Subi Babu, Shibu Kochummen and his mother Alekutty Daniel with the couple's children before they were struck down with severe poisoning. Photo / Supplied
Subi Babu, Shibu Kochummen and his mother Alekutty Daniel with the couple's children before they were struck down with severe poisoning. Photo / Supplied

"From February onwards is when this whole thing started to reek of something is happening that shouldn't be happening."

Varghese said the Hamilton parish put their concerns in writing and threatened to go to police if the matter was not resolved.

He said although ACC covered Daniel's care, the couple could not work until recently and Babu had not returned to work full-time because of the effects of the illness.

Church trustee Cherian [Abu] Thomas told the Weekend Herald: "Recently, we got verbal approval from our bishop and we are expecting his written approval."

Thomas said Mathoma Church, a Christian faith based in south-west India, received the donations to support Daniel who was on a visitor's visa when she became ill.

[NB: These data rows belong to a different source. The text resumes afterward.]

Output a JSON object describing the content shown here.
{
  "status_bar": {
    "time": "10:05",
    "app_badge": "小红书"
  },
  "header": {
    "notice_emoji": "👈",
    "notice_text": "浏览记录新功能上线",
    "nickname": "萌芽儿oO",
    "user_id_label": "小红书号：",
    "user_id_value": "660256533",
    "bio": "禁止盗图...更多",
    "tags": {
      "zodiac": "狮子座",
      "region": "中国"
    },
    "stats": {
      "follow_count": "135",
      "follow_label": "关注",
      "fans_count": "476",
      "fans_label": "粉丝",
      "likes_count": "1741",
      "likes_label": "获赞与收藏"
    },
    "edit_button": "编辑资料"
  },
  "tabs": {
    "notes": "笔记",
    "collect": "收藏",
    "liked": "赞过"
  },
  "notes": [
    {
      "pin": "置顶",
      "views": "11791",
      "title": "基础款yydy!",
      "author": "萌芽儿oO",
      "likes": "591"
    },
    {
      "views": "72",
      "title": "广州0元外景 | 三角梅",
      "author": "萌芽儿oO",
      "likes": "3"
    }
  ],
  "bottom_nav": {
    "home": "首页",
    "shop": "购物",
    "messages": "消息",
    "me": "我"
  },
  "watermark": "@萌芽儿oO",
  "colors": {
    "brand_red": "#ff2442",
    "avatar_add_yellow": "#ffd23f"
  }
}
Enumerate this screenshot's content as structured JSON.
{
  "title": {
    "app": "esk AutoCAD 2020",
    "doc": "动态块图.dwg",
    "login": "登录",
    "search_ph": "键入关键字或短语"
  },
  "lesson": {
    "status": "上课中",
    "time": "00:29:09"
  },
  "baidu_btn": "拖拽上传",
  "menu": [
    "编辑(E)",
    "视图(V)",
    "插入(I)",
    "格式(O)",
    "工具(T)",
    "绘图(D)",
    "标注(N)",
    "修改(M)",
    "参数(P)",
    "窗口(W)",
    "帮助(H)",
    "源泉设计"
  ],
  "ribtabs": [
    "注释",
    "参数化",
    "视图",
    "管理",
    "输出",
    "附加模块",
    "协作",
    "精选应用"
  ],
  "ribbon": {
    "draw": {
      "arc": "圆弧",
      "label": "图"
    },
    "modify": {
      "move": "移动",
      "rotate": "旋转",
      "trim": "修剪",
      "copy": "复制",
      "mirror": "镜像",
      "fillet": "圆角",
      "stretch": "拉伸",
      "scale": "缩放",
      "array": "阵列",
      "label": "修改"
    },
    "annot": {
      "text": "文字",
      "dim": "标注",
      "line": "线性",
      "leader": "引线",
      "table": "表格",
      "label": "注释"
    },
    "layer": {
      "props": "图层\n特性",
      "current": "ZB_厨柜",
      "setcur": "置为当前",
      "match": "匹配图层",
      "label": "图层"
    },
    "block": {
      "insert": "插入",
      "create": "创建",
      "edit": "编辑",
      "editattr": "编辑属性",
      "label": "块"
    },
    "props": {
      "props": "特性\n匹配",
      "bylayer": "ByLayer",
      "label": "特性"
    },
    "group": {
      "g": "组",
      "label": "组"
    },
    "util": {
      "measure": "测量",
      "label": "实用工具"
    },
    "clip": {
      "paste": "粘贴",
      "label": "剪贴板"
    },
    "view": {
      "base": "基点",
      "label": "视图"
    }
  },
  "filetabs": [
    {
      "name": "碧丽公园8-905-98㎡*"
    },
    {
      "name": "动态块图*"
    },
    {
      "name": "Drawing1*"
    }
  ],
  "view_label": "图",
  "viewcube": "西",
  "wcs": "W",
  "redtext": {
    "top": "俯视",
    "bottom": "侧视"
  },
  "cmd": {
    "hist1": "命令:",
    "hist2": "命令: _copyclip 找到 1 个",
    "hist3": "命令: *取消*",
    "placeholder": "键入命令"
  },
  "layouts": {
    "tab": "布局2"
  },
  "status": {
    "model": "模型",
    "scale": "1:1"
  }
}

"She did not have any travel insurance and hence she needed a huge sum for her treatment."

But in an email from Bishop Joseph, dated January 27 and seen by the Weekend Herald, the bishop gave instruction to release only enough to cover the airfares to India.

"The remaining amount can be put in congregation account as separate fund," he wrote.

"The remaining amount can be carried over to new year account... No money be released with out [sic] my permission at any time. Tell them this is my directives given to you."

The bishop and the New Zealand vicar, president and Reverend VT Kurian did not respond to Weekend Herald emails.

When contacted by phone Kurian said he couldn't talk because he was travelling to Hamilton for a monthly service, and to put questions in an email.

Church accountant Philip Kuruvilla said the church's processes were robust and transparent and he was unsure why there had been a delay in releasing the funds.

Shibu Kochummen said he did not want to comment on the situation.

A Charities Commission spokesman said it would only be considered misuse or misrepresentation of the money if it was used for other purposes, which did not appear to be the case.

In those cases criminal charges such as theft or fraud can apply.

"It's this really grey area, third party fundraisers."

The Ministry of Business, Innovation and Employment said it did not have scope over such situations and police referred questions to the Charities Commission.